Il Laos ha oggi “solo” 14 grandi dighe, con una capacità installata di 3200 Megawatt. Ma la sua intenzione è di realizzarne ben 100 con una capacità di 26mila megawatt.

Il fiume Mekong, che ha il più alto grado di biodiversità al mondo insieme al Rio delle Amazzoni, è in particolare interessato da una ventina di dighe, di cui almeno otto su territorio cinese, anche se quelle che procureranno più danni saranno appunto su territorio laotiano, ed in particolare un’enorme diga nel suo alto corso (laotiano), la diga di Xayaburi, ed una nel basso corso, diga di Don Sahong.

La diga di Xayaburi costringerà a ricollocare circa 2.100 persone, avrà un impatto diretto sulla vita di altri 200mila abitanti della zona, ma soprattutto si ripercuoterà su decine di milioni di abitanti a valle. Il grande fiume infatti vive del suo ciclo stagionale di piene: quando straripa lascia sul terreno allagato un fertile limo; è popolato da pesci per lo più migratori, che nascono tra gli scogli e le rapide che costellano il fiume a monte per poi andare a ingrassare a valle prima di risalire a deporre le uova. Il bacino del Mekong è il più grande terreno di pesca d’acqua dolce al mondo; la pesca è la base dell’economia locale ed è anche la principale fonte (il 60%) di proteine animali per gli abitanti della regione (fino all’80% per la popolazione rurale: e nel bacino del basso Mekong l’80% della popolazione è rurale e dipende da un’economia di sussistenza). La diga pregiudica la quantità d’acqua che arriva a valle, interrompe la migrazione dei pesci, stravolge i sedimenti e il ciclo dei nutrienti. I danni all’ecosistema si ripercuoteranno sulle popolazioni che vivono delle risorse del fiume.

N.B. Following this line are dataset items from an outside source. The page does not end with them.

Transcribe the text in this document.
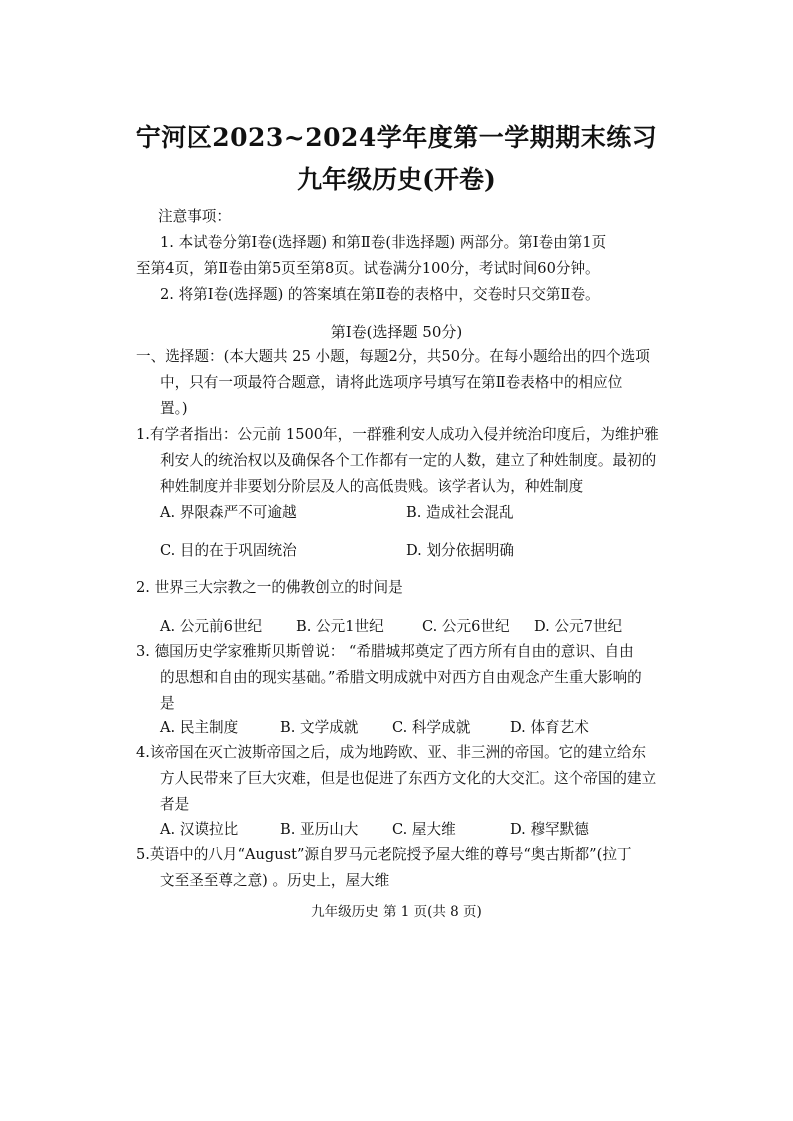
宁河区2023~2024学年度第一学期期末练习
九年级历史(开卷)
注意事项：
1. 本试卷分第Ⅰ卷(选择题) 和第Ⅱ卷(非选择题) 两部分。第Ⅰ卷由第1页
至第4页，第Ⅱ卷由第5页至第8页。试卷满分100分，考试时间60分钟。
2. 将第Ⅰ卷(选择题) 的答案填在第Ⅱ卷的表格中，交卷时只交第Ⅱ卷。
第Ⅰ卷(选择题 50分)
一、选择题：(本大题共 25 小题，每题2分，共50分。在每小题给出的四个选项
中，只有一项最符合题意，请将此选项序号填写在第Ⅱ卷表格中的相应位
置。)
1.有学者指出：公元前 1500年，一群雅利安人成功入侵并统治印度后，为维护雅
利安人的统治权以及确保各个工作都有一定的人数，建立了种姓制度。最初的
种姓制度并非要划分阶层及人的高低贵贱。该学者认为，种姓制度
A. 界限森严不可逾越	B. 造成社会混乱
C. 目的在于巩固统治	D. 划分依据明确
2. 世界三大宗教之一的佛教创立的时间是
A. 公元前6世纪 B. 公元1世纪	C. 公元6世纪 D. 公元7世纪
3. 德国历史学家雅斯贝斯曾说： “希腊城邦奠定了西方所有自由的意识、自由
的思想和自由的现实基础。”希腊文明成就中对西方自由观念产生重大影响的
是
A. 民主制度	B. 文学成就 C. 科学成就	D. 体育艺术
4.该帝国在灭亡波斯帝国之后，成为地跨欧、亚、非三洲的帝国。它的建立给东
方人民带来了巨大灾难，但是也促进了东西方文化的大交汇。这个帝国的建立
者是
A. 汉谟拉比	B. 亚历山大 C. 屋大维	D. 穆罕默德
5.英语中的八月“August”源自罗马元老院授予屋大维的尊号“奥古斯都”(拉丁
文至圣至尊之意) 。历史上，屋大维
九年级历史 第 1 页(共 8 页)
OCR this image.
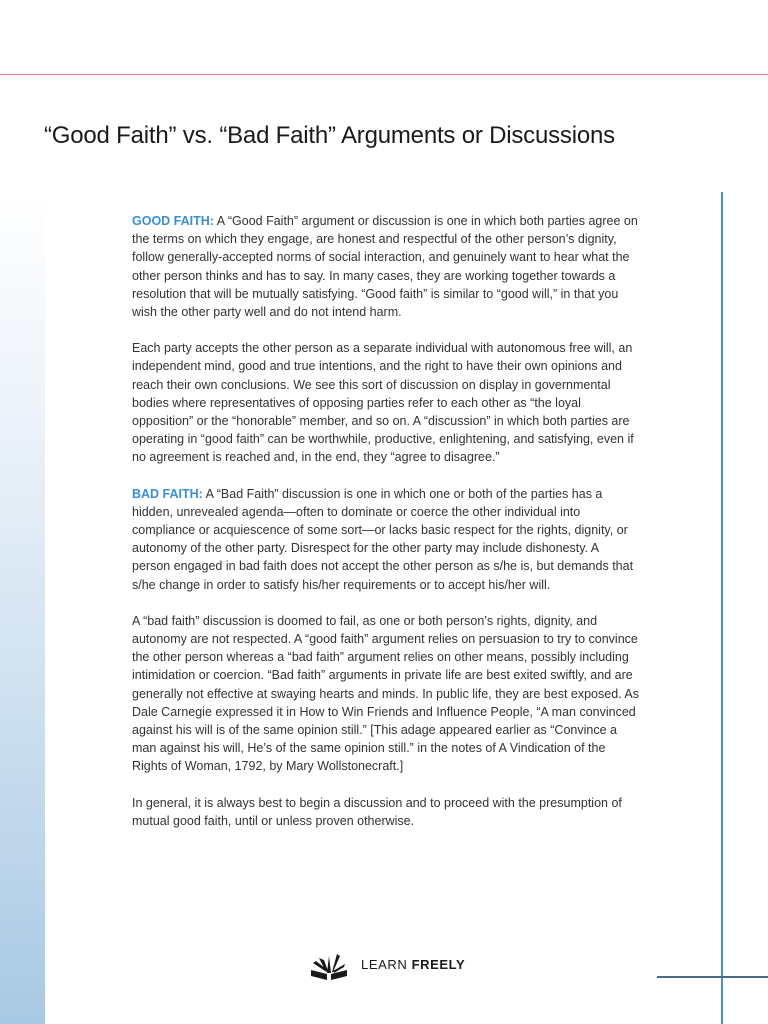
“Good Faith” vs. “Bad Faith” Arguments or Discussions

GOOD FAITH: A “Good Faith” argument or discussion is one in which both parties agree on the terms on which they engage, are honest and respectful of the other person’s dignity, follow generally-accepted norms of social interaction, and genuinely want to hear what the other person thinks and has to say. In many cases, they are working together towards a resolution that will be mutually satisfying. “Good faith” is similar to “good will,” in that you wish the other party well and do not intend harm.

Each party accepts the other person as a separate individual with autonomous free will, an independent mind, good and true intentions, and the right to have their own opinions and reach their own conclusions. We see this sort of discussion on display in governmental bodies where representatives of opposing parties refer to each other as “the loyal opposition” or the “honorable” member, and so on. A “discussion” in which both parties are operating in “good faith” can be worthwhile, productive, enlightening, and satisfying, even if no agreement is reached and, in the end, they “agree to disagree.”

BAD FAITH: A “Bad Faith” discussion is one in which one or both of the parties has a hidden, unrevealed agenda—often to dominate or coerce the other individual into compliance or acquiescence of some sort—or lacks basic respect for the rights, dignity, or autonomy of the other party. Disrespect for the other party may include dishonesty. A person engaged in bad faith does not accept the other person as s/he is, but demands that s/he change in order to satisfy his/her requirements or to accept his/her will.

A “bad faith” discussion is doomed to fail, as one or both person’s rights, dignity, and autonomy are not respected. A “good faith” argument relies on persuasion to try to convince the other person whereas a “bad faith” argument relies on other means, possibly including intimidation or coercion. “Bad faith” arguments in private life are best exited swiftly, and are generally not effective at swaying hearts and minds. In public life, they are best exposed. As Dale Carnegie expressed it in How to Win Friends and Influence People, “A man convinced against his will is of the same opinion still.” [This adage appeared earlier as “Convince a man against his will, He’s of the same opinion still.” in the notes of A Vindication of the Rights of Woman, 1792, by Mary Wollstonecraft.]

In general, it is always best to begin a discussion and to proceed with the presumption of mutual good faith, until or unless proven otherwise.

LEARN FREELY
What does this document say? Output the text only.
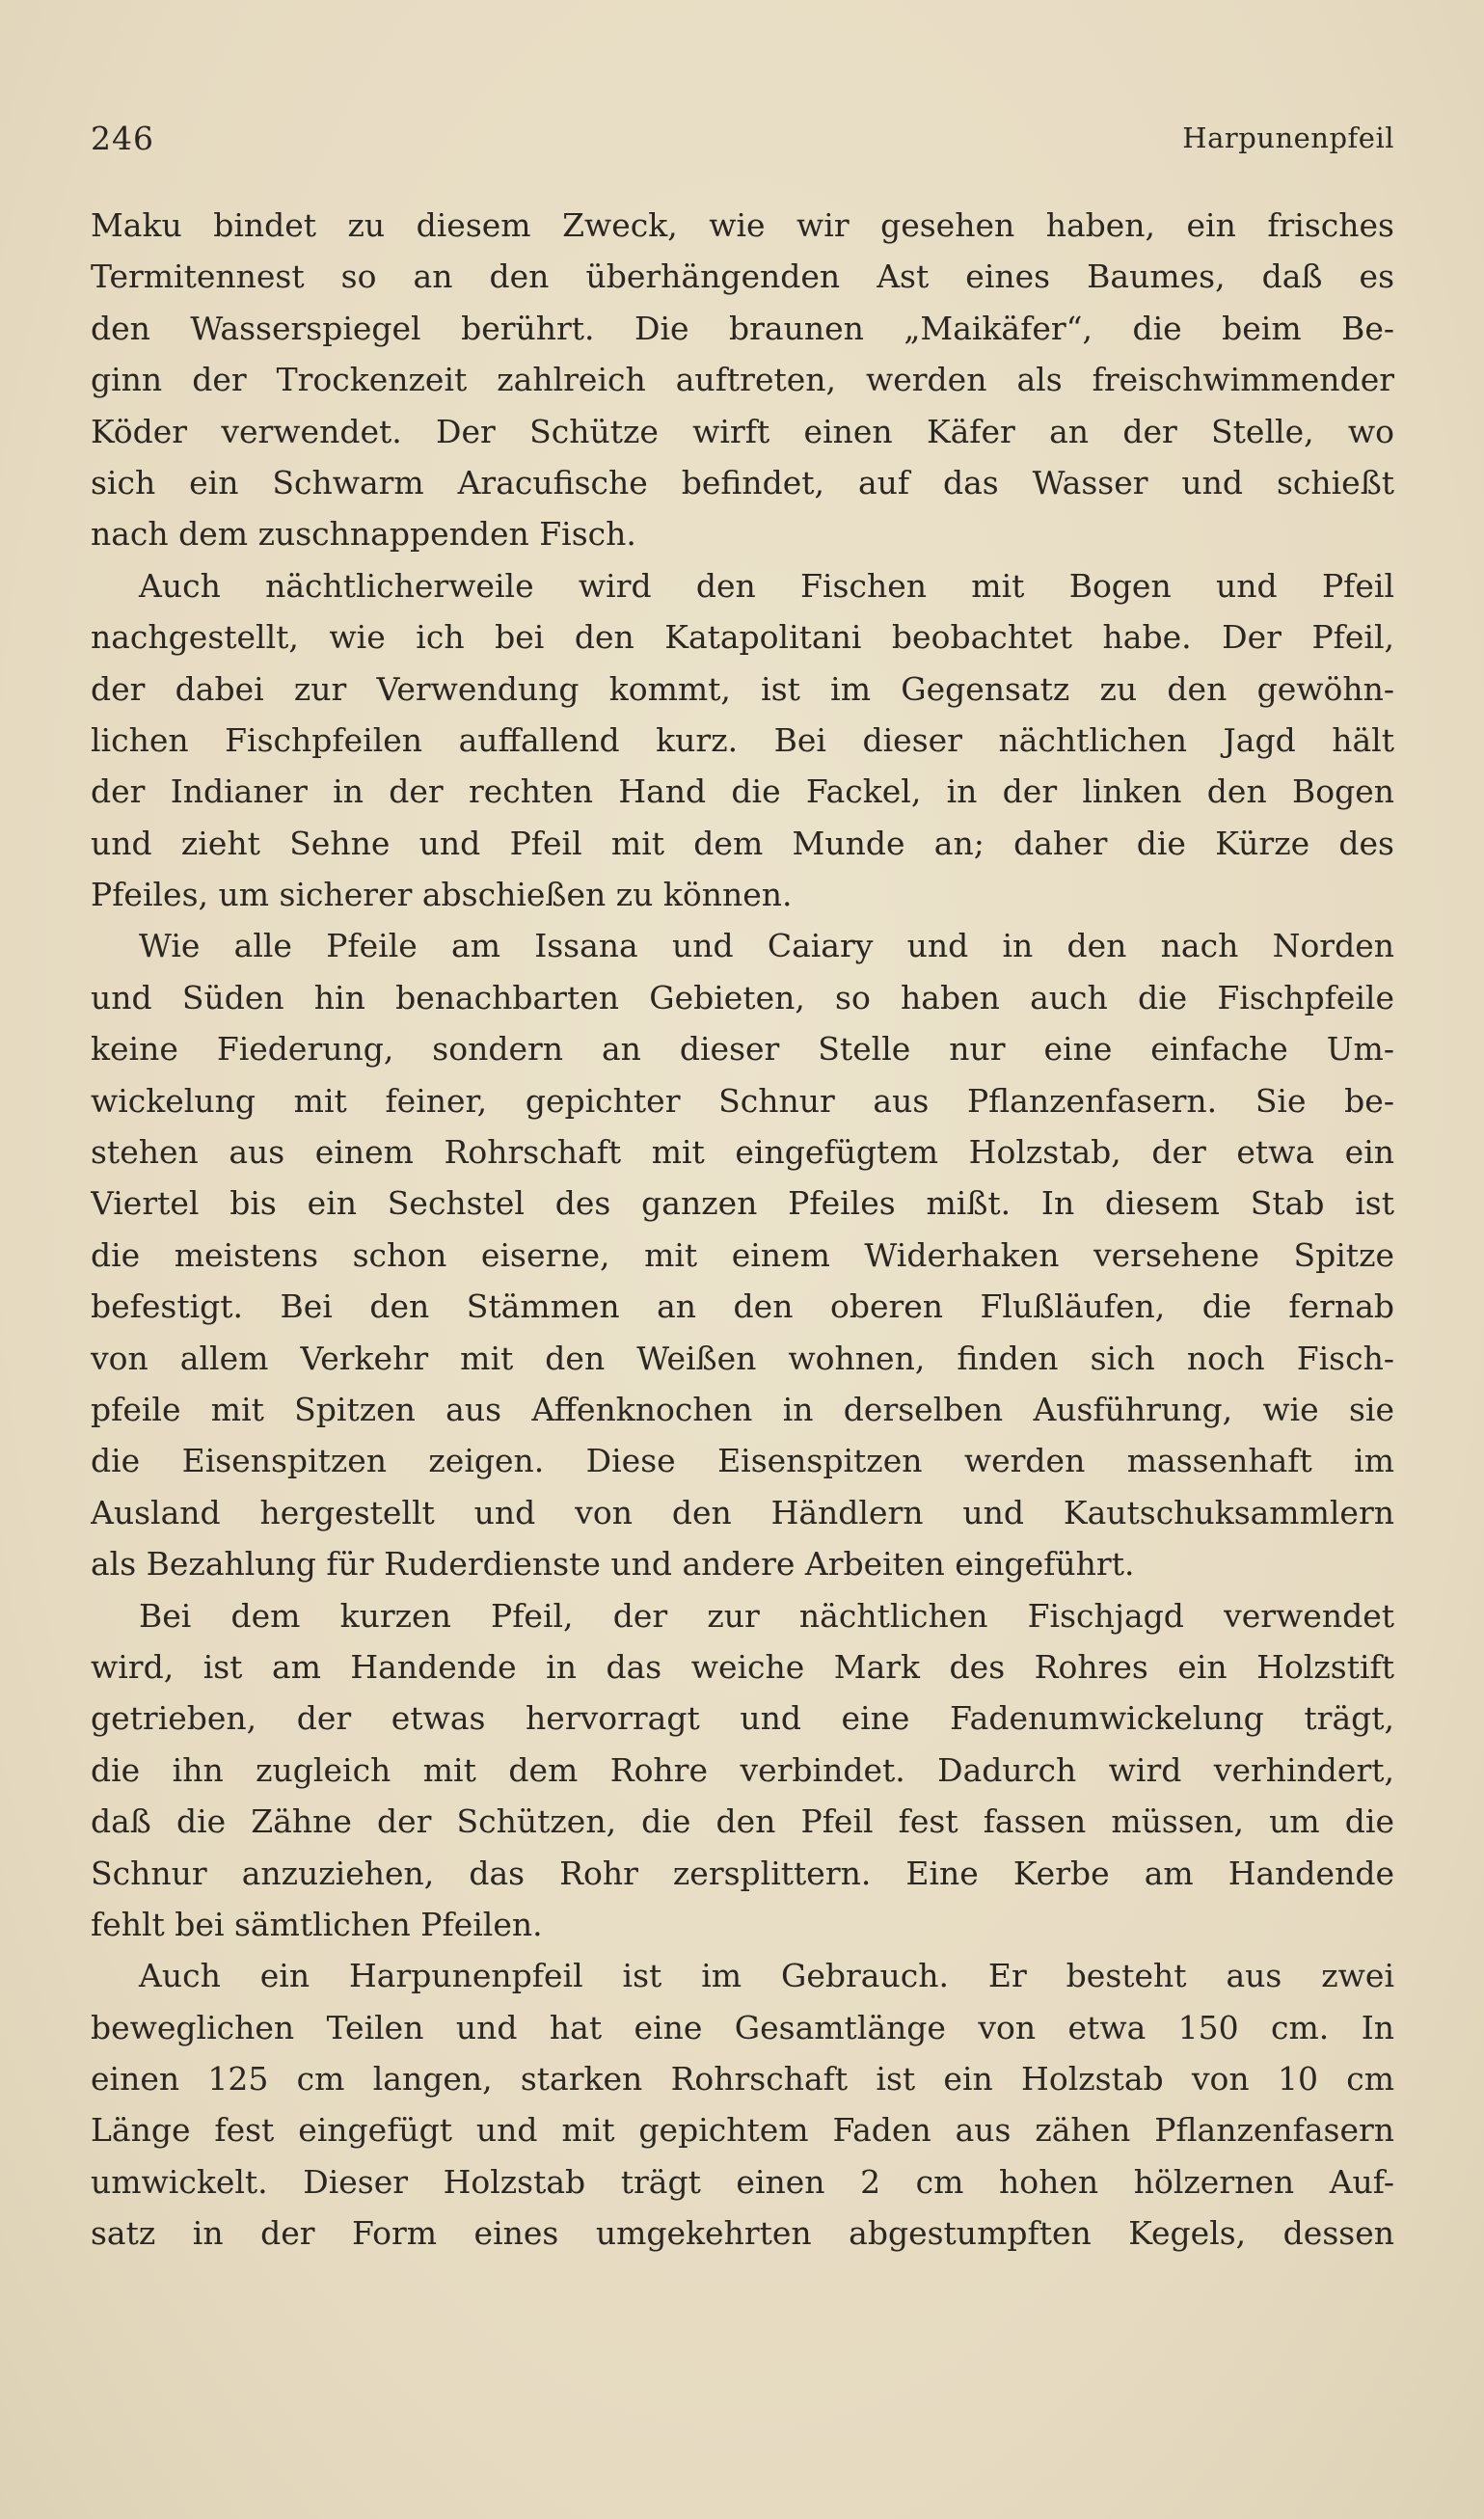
246	Harpunenpfeil
Maku bindet zu diesem Zweck, wie wir gesehen haben, ein frisches
Termitennest so an den überhängenden Ast eines Baumes, daß es
den Wasserspiegel berührt. Die braunen „Maikäfer“, die beim Be-
ginn der Trockenzeit zahlreich auftreten, werden als freischwimmender
Köder verwendet. Der Schütze wirft einen Käfer an der Stelle, wo
sich ein Schwarm Aracufische befindet, auf das Wasser und schießt
nach dem zuschnappenden Fisch.
Auch nächtlicherweile wird den Fischen mit Bogen und Pfeil
nachgestellt, wie ich bei den Katapolitani beobachtet habe. Der Pfeil,
der dabei zur Verwendung kommt, ist im Gegensatz zu den gewöhn-
lichen Fischpfeilen auffallend kurz. Bei dieser nächtlichen Jagd hält
der Indianer in der rechten Hand die Fackel, in der linken den Bogen
und zieht Sehne und Pfeil mit dem Munde an; daher die Kürze des
Pfeiles, um sicherer abschießen zu können.
Wie alle Pfeile am Issana und Caiary und in den nach Norden
und Süden hin benachbarten Gebieten, so haben auch die Fischpfeile
keine Fiederung, sondern an dieser Stelle nur eine einfache Um-
wickelung mit feiner, gepichter Schnur aus Pflanzenfasern. Sie be-
stehen aus einem Rohrschaft mit eingefügtem Holzstab, der etwa ein
Viertel bis ein Sechstel des ganzen Pfeiles mißt. In diesem Stab ist
die meistens schon eiserne, mit einem Widerhaken versehene Spitze
befestigt. Bei den Stämmen an den oberen Flußläufen, die fernab
von allem Verkehr mit den Weißen wohnen, finden sich noch Fisch-
pfeile mit Spitzen aus Affenknochen in derselben Ausführung, wie sie
die Eisenspitzen zeigen. Diese Eisenspitzen werden massenhaft im
Ausland hergestellt und von den Händlern und Kautschuksammlern
als Bezahlung für Ruderdienste und andere Arbeiten eingeführt.
Bei dem kurzen Pfeil, der zur nächtlichen Fischjagd verwendet
wird, ist am Handende in das weiche Mark des Rohres ein Holzstift
getrieben, der etwas hervorragt und eine Fadenumwickelung trägt,
die ihn zugleich mit dem Rohre verbindet. Dadurch wird verhindert,
daß die Zähne der Schützen, die den Pfeil fest fassen müssen, um die
Schnur anzuziehen, das Rohr zersplittern. Eine Kerbe am Handende
fehlt bei sämtlichen Pfeilen.
Auch ein Harpunenpfeil ist im Gebrauch. Er besteht aus zwei
beweglichen Teilen und hat eine Gesamtlänge von etwa 150 cm. In
einen 125 cm langen, starken Rohrschaft ist ein Holzstab von 10 cm
Länge fest eingefügt und mit gepichtem Faden aus zähen Pflanzenfasern
umwickelt. Dieser Holzstab trägt einen 2 cm hohen hölzernen Auf-
satz in der Form eines umgekehrten abgestumpften Kegels, dessen
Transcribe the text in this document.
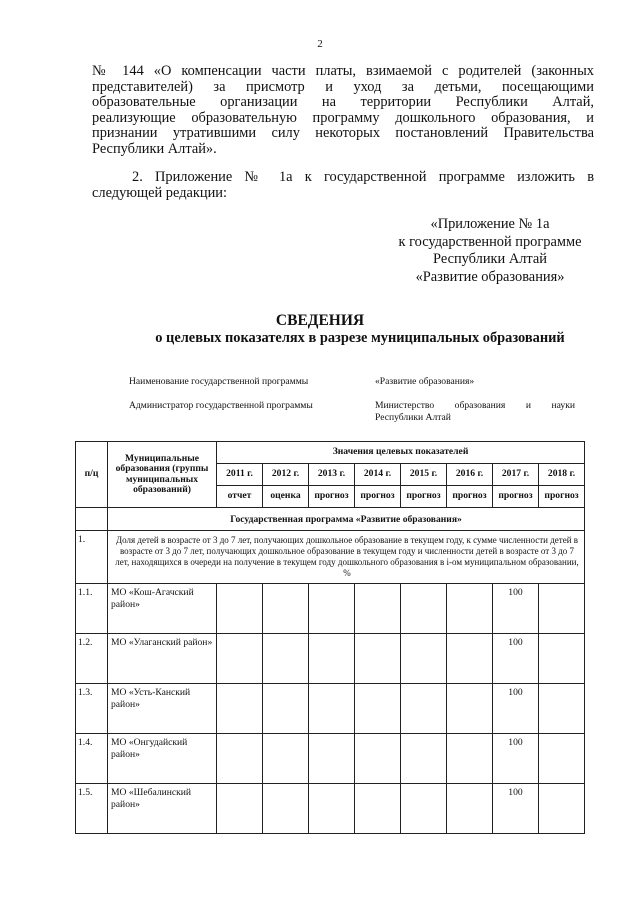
2
№ 144 «О компенсации части платы, взимаемой с родителей (законных
представителей) за присмотр и уход за детьми, посещающими
образовательные организации на территории Республики Алтай,
реализующие образовательную программу дошкольного образования, и
признании утратившими силу некоторых постановлений Правительства
Республики Алтай».
2. Приложение № 1а к государственной программе изложить в
следующей редакции:
«Приложение № 1а
к государственной программе
Республики Алтай
«Развитие образования»
СВЕДЕНИЯ
о целевых показателях в разрезе муниципальных образований
Наименование государственной программы	«Развитие образования»
Администратор государственной программы	Министерство образования и науки
Республики Алтай
п/ц	Муниципальные образования (группы муниципальных образований)	Значения целевых показателей							
		2011 г.	2012 г.	2013 г.	2014 г.	2015 г.	2016 г.	2017 г.	2018 г.
		отчет	оценка	прогноз	прогноз	прогноз	прогноз	прогноз	прогноз
	Государственная программа «Развитие образования»								
1.	Доля детей в возрасте от 3 до 7 лет, получающих дошкольное образование в текущем году, к сумме численности детей в возрасте от 3 до 7 лет, получающих дошкольное образование в текущем году и численности детей в возрасте от 3 до 7 лет, находящихся в очереди на получение в текущем году дошкольного образования в i-ом муниципальном образовании, %								
1.1.	МО «Кош-Агачский район»							100	
1.2.	МО «Улаганский район»							100	
1.3.	МО «Усть-Канский район»							100	
1.4.	МО «Онгудайский район»							100	
1.5.	МО «Шебалинский район»							100	
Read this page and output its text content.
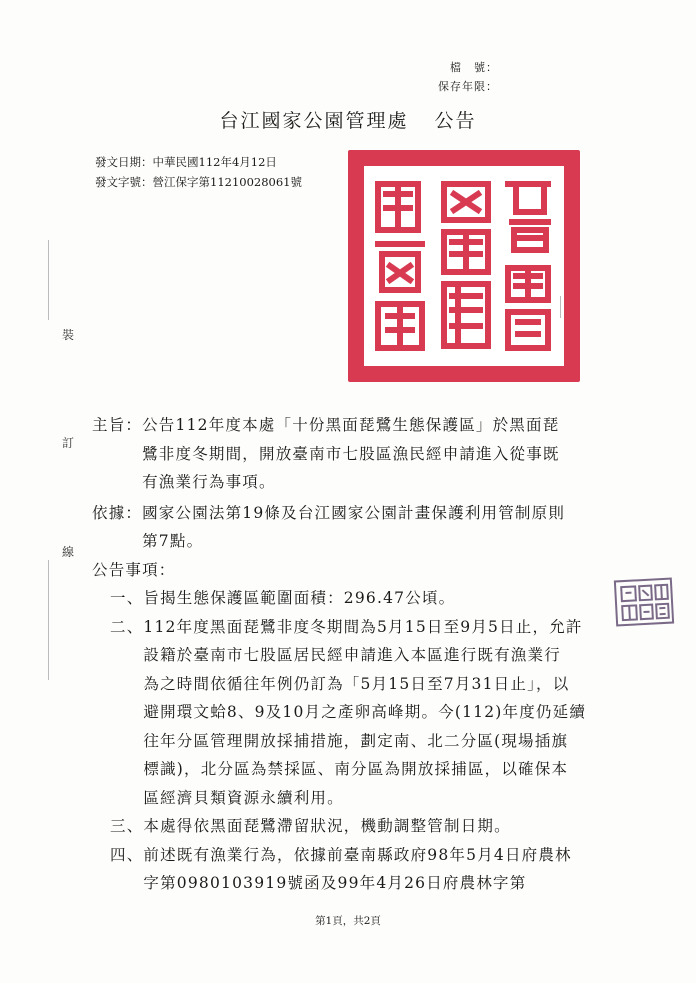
檔　號：
保存年限：
台江國家公園管理處 公告
發文日期：中華民國112年4月12日
發文字號：營江保字第11210028061號
裝
訂
線
主旨： 公告112年度本處「十份黑面琵鷺生態保護區」於黑面琵
鷺非度冬期間，開放臺南市七股區漁民經申請進入從事既
有漁業行為事項。
依據： 國家公園法第19條及台江國家公園計畫保護利用管制原則
第7點。
公告事項：
一、 旨揭生態保護區範圍面積：296.47公頃。
二、 112年度黑面琵鷺非度冬期間為5月15日至9月5日止，允許
設籍於臺南市七股區居民經申請進入本區進行既有漁業行
為之時間依循往年例仍訂為「5月15日至7月31日止」，以
避開環文蛤8、9及10月之產卵高峰期。今(112)年度仍延續
往年分區管理開放採捕措施，劃定南、北二分區(現場插旗
標識)，北分區為禁採區、南分區為開放採捕區，以確保本
區經濟貝類資源永續利用。
三、 本處得依黑面琵鷺滯留狀況，機動調整管制日期。
四、 前述既有漁業行為，依據前臺南縣政府98年5月4日府農林
字第0980103919號函及99年4月26日府農林字第
第1頁，共2頁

Discorso analogo per la diga di Don Sahong, con delle ulteriori aggravanti. Infatti, essa, quando realizzata, segnerà la probabile estinzione in loco dell’orcella asiatica, una rara specie di delfino, di cui rimangono nel bacino del Mekong solo 85 esemplari. Ma i suoi effetti negativi si ripercuoteranno anche sul turismo, posto che interesserà direttamente le cascate di Khone, una delle maggiori attrattive naturalistiche del sud-est asiatico.

È un fatto che la Asian Development Bank che ha promosso progetti idroelettrici in larga scala nel passato non abbia esteso i suoi finanziamenti alle dighe sul fiume Mekong. Craig Steffensen, direttore per la Asian development Bank per la Thailandia, ha risposto alla richiesta di informazioni in questi termini: “Il punto di vista della banca è che gli impatti potenzialmente negativi dei progetti idroelettrici sul corso del fiume non sono ben conosciuti, e potrebbero superare i benefici dello sviluppo, specialmente quando si tengono in conto gli effetti cumulativi. Quindi sono necessari ulteriori studi”.

Della probabile fine del fiume Mekong non parleranno i telegiornali, non ne parleranno Licia Colò o Sveva Sagramola, passerà quasi inosservata. Del mondo globalizzato noi occidentali dobbiamo apprezzare solo gli aspetti apparentemente positivi. Non dobbiamo sapere che per far giungere quei prodotti da noi il gigante asiatico sta distruggendo i propri ecosistemi.